83. Elle relève toutefois que la Cour de cassation a rejeté les revendications de propriété du requérant reposant sur l’usucapion au motif que les conditions de celles-ci n’étaient pas réunies. Elle a en effet souligné qu’il ressortait des déclarations tant des témoins que des experts que le requérant ne cultivait plus le terrain en cause depuis 1974, et qu’une telle situation constituait un abandon volontaire de la possession.
84. La Cour rappelle qu’elle dispose d’une compétence limitée s’agissant de vérifier si le droit national a été correctement interprété et appliqué ; il ne lui appartient pas de se substituer aux tribunaux nationaux, son rôle consistant surtout à s’assurer que les décisions de ces derniers ne sont pas entachées d’arbitraire ou d’irrationalité manifeste. Elle réaffirme qu’elle n’a pour tâche, aux termes de l’article 19 de la Convention, que celle d’assurer le respect des engagements résultant de la Convention pour les Parties contractantes. Spécialement, il ne lui appartient pas de connaître des erreurs de fait ou de droit prétendument commises par une juridiction interne, sauf si et dans la mesure où elles pourraient avoir porté atteinte aux droits et libertés sauvegardés par la Convention (García Ruiz c. Espagne [GC], no 30544/96, § 28, CEDH 1999‑I, De Tommaso c. Italie [GC], no 43395/09, § 170, CEDH 2017 (extraits), et Dönmez et autres c. Turquie (déc.), no 19258/07, § 64, 30 janvier 2018).

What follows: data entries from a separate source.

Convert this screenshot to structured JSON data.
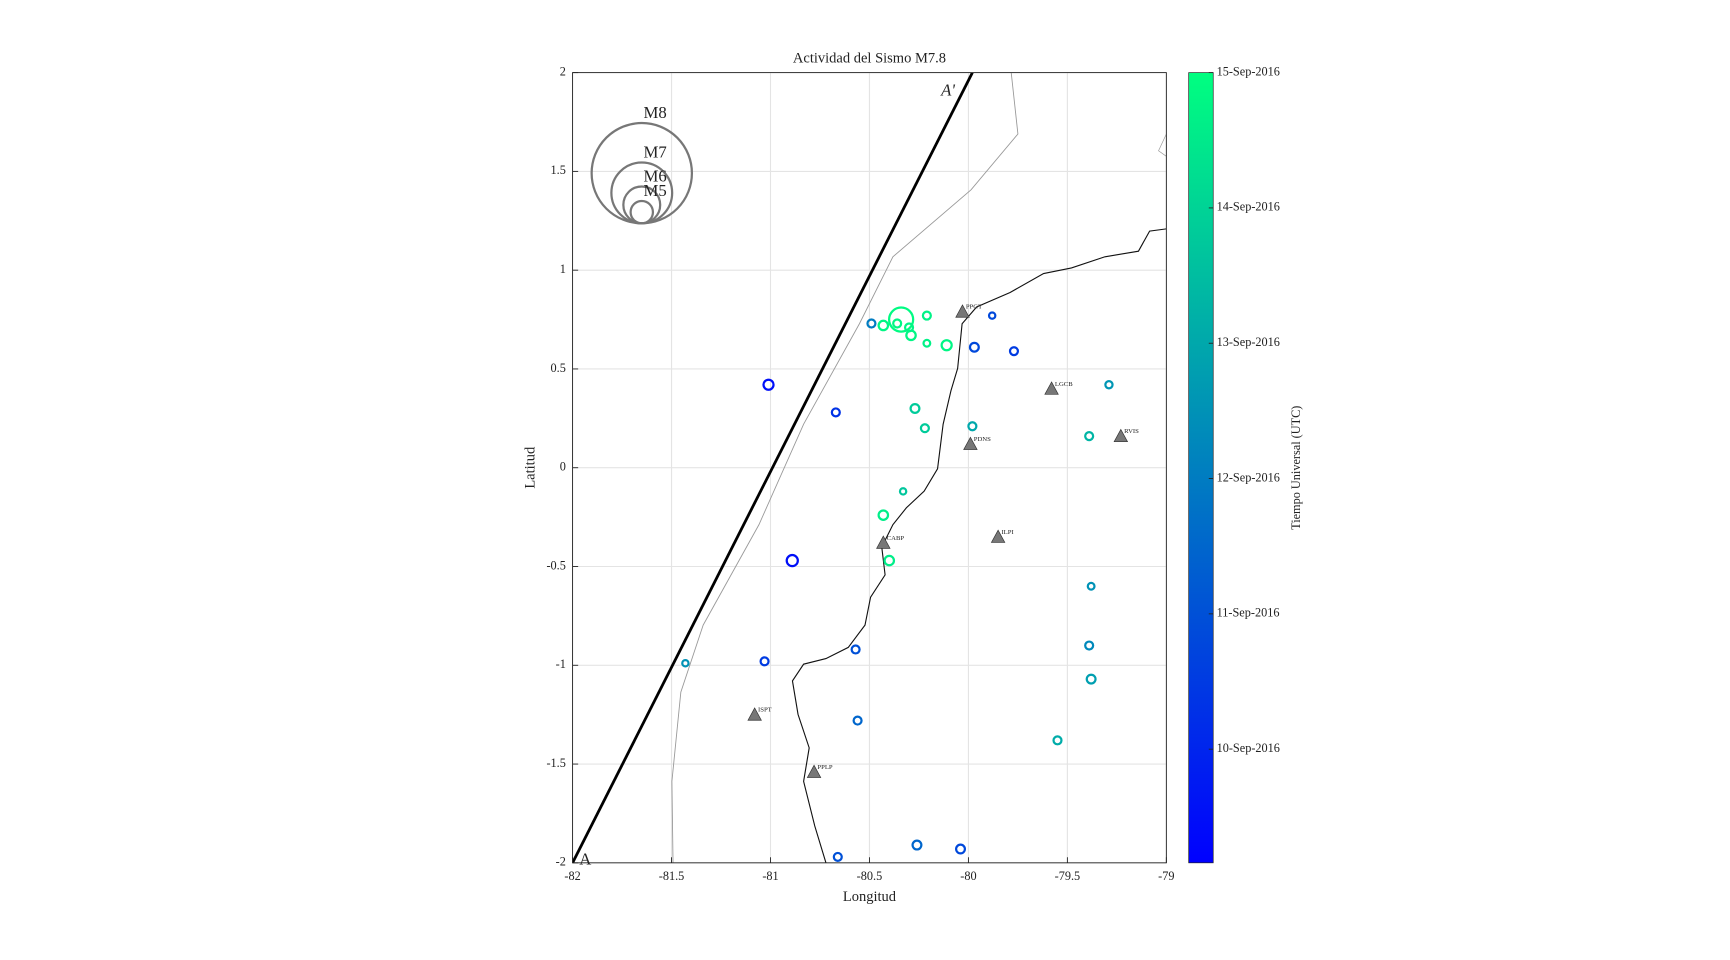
{
  "chart_data": {
    "type": "scatter",
    "title": "Actividad del Sismo M7.8",
    "xlabel": "Longitud",
    "ylabel": "Latitud",
    "xlim": [
      -82,
      -79
    ],
    "xticks": [
      -82,
      -81.5,
      -81,
      -80.5,
      -80,
      -79.5,
      -79
    ],
    "ylim": [
      -2,
      2
    ],
    "yticks": [
      -2,
      -1.5,
      -1,
      -0.5,
      0,
      0.5,
      1,
      1.5,
      2
    ],
    "grid": true,
    "series": [
      {
        "x": [
          -80.34,
          -80.43,
          -80.49,
          -80.36,
          -80.3,
          -80.29,
          -80.21,
          -80.21,
          -80.11,
          -79.97,
          -79.88,
          -79.77,
          -81.01,
          -80.67,
          -80.27,
          -80.22,
          -79.98,
          -79.29,
          -79.39,
          -80.33,
          -80.43,
          -80.89,
          -80.4,
          -79.38,
          -81.43,
          -81.03,
          -80.57,
          -79.39,
          -79.38,
          -80.56,
          -79.55,
          -80.66,
          -80.26,
          -80.04
        ],
        "y": [
          0.75,
          0.72,
          0.73,
          0.73,
          0.71,
          0.67,
          0.77,
          0.63,
          0.62,
          0.61,
          0.77,
          0.59,
          0.42,
          0.28,
          0.3,
          0.2,
          0.21,
          0.42,
          0.16,
          -0.12,
          -0.24,
          -0.47,
          -0.47,
          -0.6,
          -0.99,
          -0.98,
          -0.92,
          -0.9,
          -1.07,
          -1.28,
          -1.38,
          -1.97,
          -1.91,
          -1.93
        ],
        "magnitude": [
          7.8,
          5,
          4.5,
          4.5,
          4.5,
          5,
          4.5,
          4,
          5.2,
          4.8,
          3.8,
          4.5,
          5.2,
          4.5,
          4.8,
          4.5,
          4.5,
          4.2,
          4.5,
          3.8,
          5,
          5.5,
          5,
          4,
          3.8,
          4.5,
          4.5,
          4.5,
          4.8,
          4.5,
          4.5,
          4.5,
          4.8,
          4.8
        ],
        "time": [
          14.9,
          14.8,
          12.0,
          14.8,
          14.8,
          14.8,
          14.7,
          14.7,
          14.8,
          10.8,
          10.8,
          10.5,
          9.5,
          10.3,
          13.8,
          13.8,
          13.0,
          12.6,
          13.3,
          13.7,
          14.6,
          9.5,
          14.6,
          12.5,
          12.5,
          10.5,
          11.0,
          12.3,
          12.8,
          11.5,
          13.1,
          11.0,
          11.5,
          10.8
        ]
      }
    ],
    "size_legend": [
      {
        "value": 8,
        "label": "M8"
      },
      {
        "value": 7,
        "label": "M7"
      },
      {
        "value": 6,
        "label": "M6"
      },
      {
        "value": 5,
        "label": "M5"
      }
    ],
    "stations": [
      {
        "name": "PPGT",
        "lon": -80.03,
        "lat": 0.79
      },
      {
        "name": "LGCB",
        "lon": -79.58,
        "lat": 0.4
      },
      {
        "name": "RVIS",
        "lon": -79.23,
        "lat": 0.16
      },
      {
        "name": "PDNS",
        "lon": -79.99,
        "lat": 0.12
      },
      {
        "name": "CABP",
        "lon": -80.43,
        "lat": -0.38
      },
      {
        "name": "ILPI",
        "lon": -79.85,
        "lat": -0.35
      },
      {
        "name": "ISPT",
        "lon": -81.08,
        "lat": -1.25
      },
      {
        "name": "PPLP",
        "lon": -80.78,
        "lat": -1.54
      }
    ],
    "profile": {
      "start_label": "A",
      "end_label": "A'",
      "x": [
        -82,
        -79.98
      ],
      "y": [
        -2,
        2
      ]
    },
    "colorbar": {
      "label": "Tiempo Universal (UTC)",
      "clim": [
        9.16,
        15
      ],
      "ticks": [
        {
          "value": 15,
          "label": "15-Sep-2016"
        },
        {
          "value": 14,
          "label": "14-Sep-2016"
        },
        {
          "value": 13,
          "label": "13-Sep-2016"
        },
        {
          "value": 12,
          "label": "12-Sep-2016"
        },
        {
          "value": 11,
          "label": "11-Sep-2016"
        },
        {
          "value": 10,
          "label": "10-Sep-2016"
        }
      ]
    }
  }
}
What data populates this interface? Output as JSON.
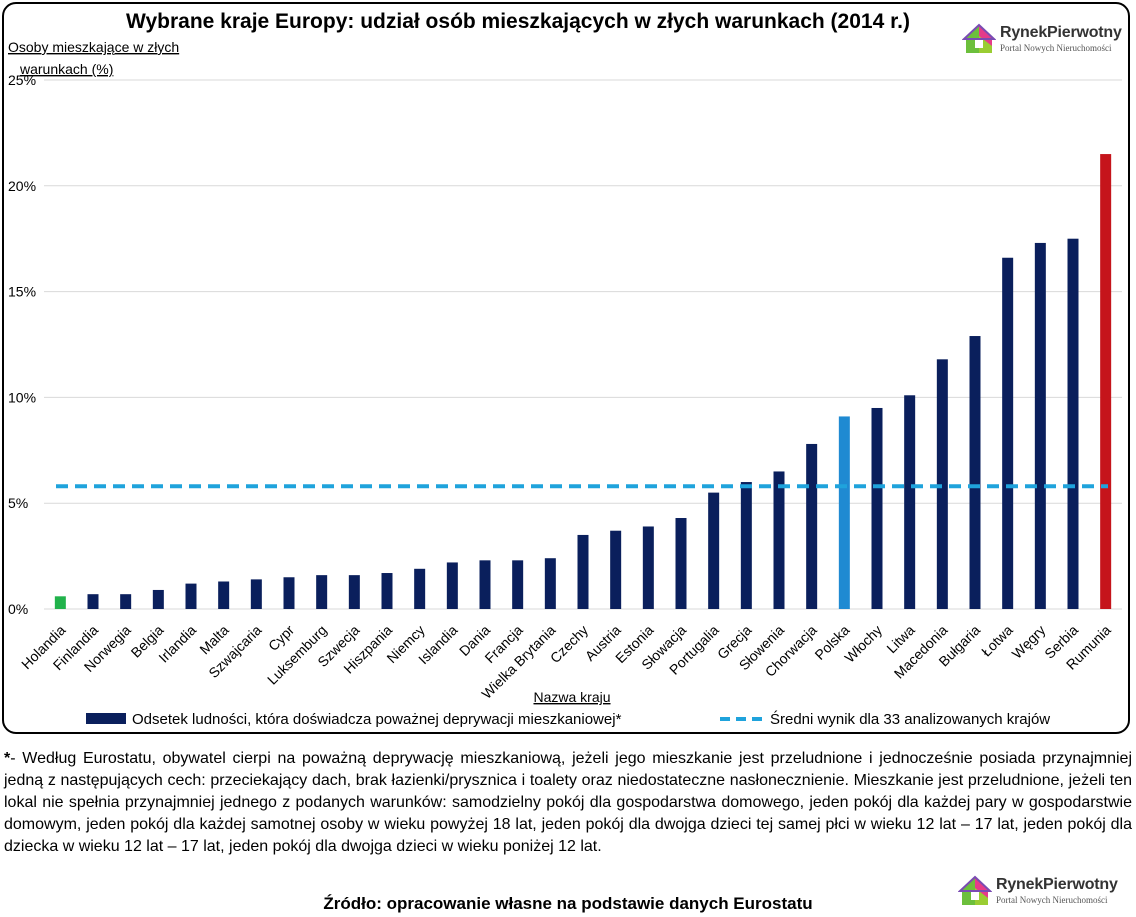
{
  "chart_data": {
    "type": "bar",
    "title": "Wybrane kraje Europy: udział osób mieszkających w złych warunkach (2014 r.)",
    "ylabel": "Osoby mieszkające w złych warunkach (%)",
    "xlabel": "Nazwa kraju",
    "ylim": [
      0,
      25
    ],
    "yticks": [
      "0%",
      "5%",
      "10%",
      "15%",
      "20%",
      "25%"
    ],
    "grid": true,
    "legend_position": "bottom",
    "categories": [
      "Holandia",
      "Finlandia",
      "Norwegia",
      "Belgia",
      "Irlandia",
      "Malta",
      "Szwajcaria",
      "Cypr",
      "Luksemburg",
      "Szwecja",
      "Hiszpania",
      "Niemcy",
      "Islandia",
      "Dania",
      "Francja",
      "Wielka Brytania",
      "Czechy",
      "Austria",
      "Estonia",
      "Słowacja",
      "Portugalia",
      "Grecja",
      "Słowenia",
      "Chorwacja",
      "Polska",
      "Włochy",
      "Litwa",
      "Macedonia",
      "Bułgaria",
      "Łotwa",
      "Węgry",
      "Serbia",
      "Rumunia"
    ],
    "series": [
      {
        "name": "Odsetek ludności, która doświadcza poważnej deprywacji mieszkaniowej*",
        "values": [
          0.6,
          0.7,
          0.7,
          0.9,
          1.2,
          1.3,
          1.4,
          1.5,
          1.6,
          1.6,
          1.7,
          1.9,
          2.2,
          2.3,
          2.3,
          2.4,
          3.5,
          3.7,
          3.9,
          4.3,
          5.5,
          6.0,
          6.5,
          7.8,
          9.1,
          9.5,
          10.1,
          11.8,
          12.9,
          16.6,
          17.3,
          17.5,
          21.5
        ],
        "color": "#0a1f5c"
      },
      {
        "name": "Średni wynik dla 33 analizowanych krajów",
        "type": "line",
        "value": 5.8,
        "color": "#1fa3dc"
      }
    ],
    "highlight_colors": {
      "Holandia": "#21b24b",
      "Polska": "#1f8ad2",
      "Rumunia": "#c5141b"
    }
  },
  "logo": {
    "name_a": "Rynek",
    "name_b": "Pierwotny",
    "tagline": "Portal Nowych Nieruchomości"
  },
  "footnote": {
    "marker": "*",
    "text": "- Według Eurostatu, obywatel cierpi na poważną deprywację mieszkaniową, jeżeli jego mieszkanie jest przeludnione i jednocześnie posiada przynajmniej jedną z następujących cech: przeciekający dach, brak łazienki/prysznica i toalety oraz niedostateczne nasłonecznienie. Mieszkanie jest przeludnione, jeżeli ten lokal nie spełnia przynajmniej jednego z podanych warunków: samodzielny pokój dla gospodarstwa domowego, jeden pokój dla każdej pary w gospodarstwie domowym, jeden pokój dla każdej samotnej osoby w wieku powyżej 18 lat, jeden pokój dla dwojga dzieci tej samej płci w wieku 12 lat – 17 lat, jeden pokój dla dziecka w wieku 12 lat – 17 lat, jeden pokój dla dwojga dzieci w wieku poniżej 12 lat."
  },
  "source": "Źródło: opracowanie własne na podstawie danych Eurostatu"
}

85. Elle ne voit en l’espèce rien d’arbitraire ou de manifestement déraisonnable dans l’appréciation des conditions de la prescription acquisitive par la Cour de cassation et dans la considération qu’un terrain agricole doit être cultivé pour pouvoir conclure à l’existence d’une possession au sens des dispositions du droit turc (voir Ipseftel c. Turquie (déc.), nos 20462/04 et 21405/04, §§ 37-39, 25 avril 2017, où la Cour de cassation avait estimé que la possession devait être conforme à la destination économique du bien et qu’un terrain agricole ne pouvait être acquis par prescription s’il n’était plus cultivé). Rien ne lui permet donc de s’écarter de la conclusion de ladite juridiction qui a rejeté les arguments de l’intéressé et jugé qu’il ne pouvait se prévaloir de la prescription acquisitive.
86. Partant, la Cour estime que, en l’absence de base légale suffisante en droit interne, aucune espérance légitime de pouvoir continuer à jouir du « bien » et d’en devenir propriétaire sur la base des règles régissant l’usucapion n’avait pu juridiquement naître dans le chef du requérant (Dönmez et autres, décision précitée, §§ 65-66).
β) Les revendications de propriété fondées sur le titre de propriété de 1954
87. La Cour observe que le requérant a également fondé ses prétentions sur un titre de propriété établi bien avant le cadastrage et régulièrement immatriculé au registre foncier. Elle relève que celui-ci concerne un bien situé sur l’île de Gökçeada et qu’il en indique la superficie (11 028 m²) et les limites.
88. La Cour rappelle que, en droit turc, c’est l’inscription au registre qui opère le transfert de propriété ou la constitution d’un droit réel et qu’un titre immatriculé audit registre constitue la preuve incontestable de l’existence d’un droit de propriété (Rimer et autres c. Turquie, no 18257/04, § 36, 10 mars 2009, Bölükbaş et autres c. Turquie, no 29799/02, § 36, 9 février 2010, Usta c. Turquie, no 32212/11, § 29, 27 novembre 2012, et Doğancan c. Turquie (déc.), no 17934/10, § 22, 15 octobre 2013).
89. Elle relève en outre que ni les juridictions nationales ni le Gouvernement n’ont contesté la validité de ce titre.
90. Il ne fait donc aucun doute que le titre en cause constitue un « bien » au sens de la Convention et que la situation juridique dans laquelle s’est trouvé le requérant du fait de son acquisition en 1954 est de nature à relever du champ d’application de l’article 1 du Protocole no 1 à la Convention.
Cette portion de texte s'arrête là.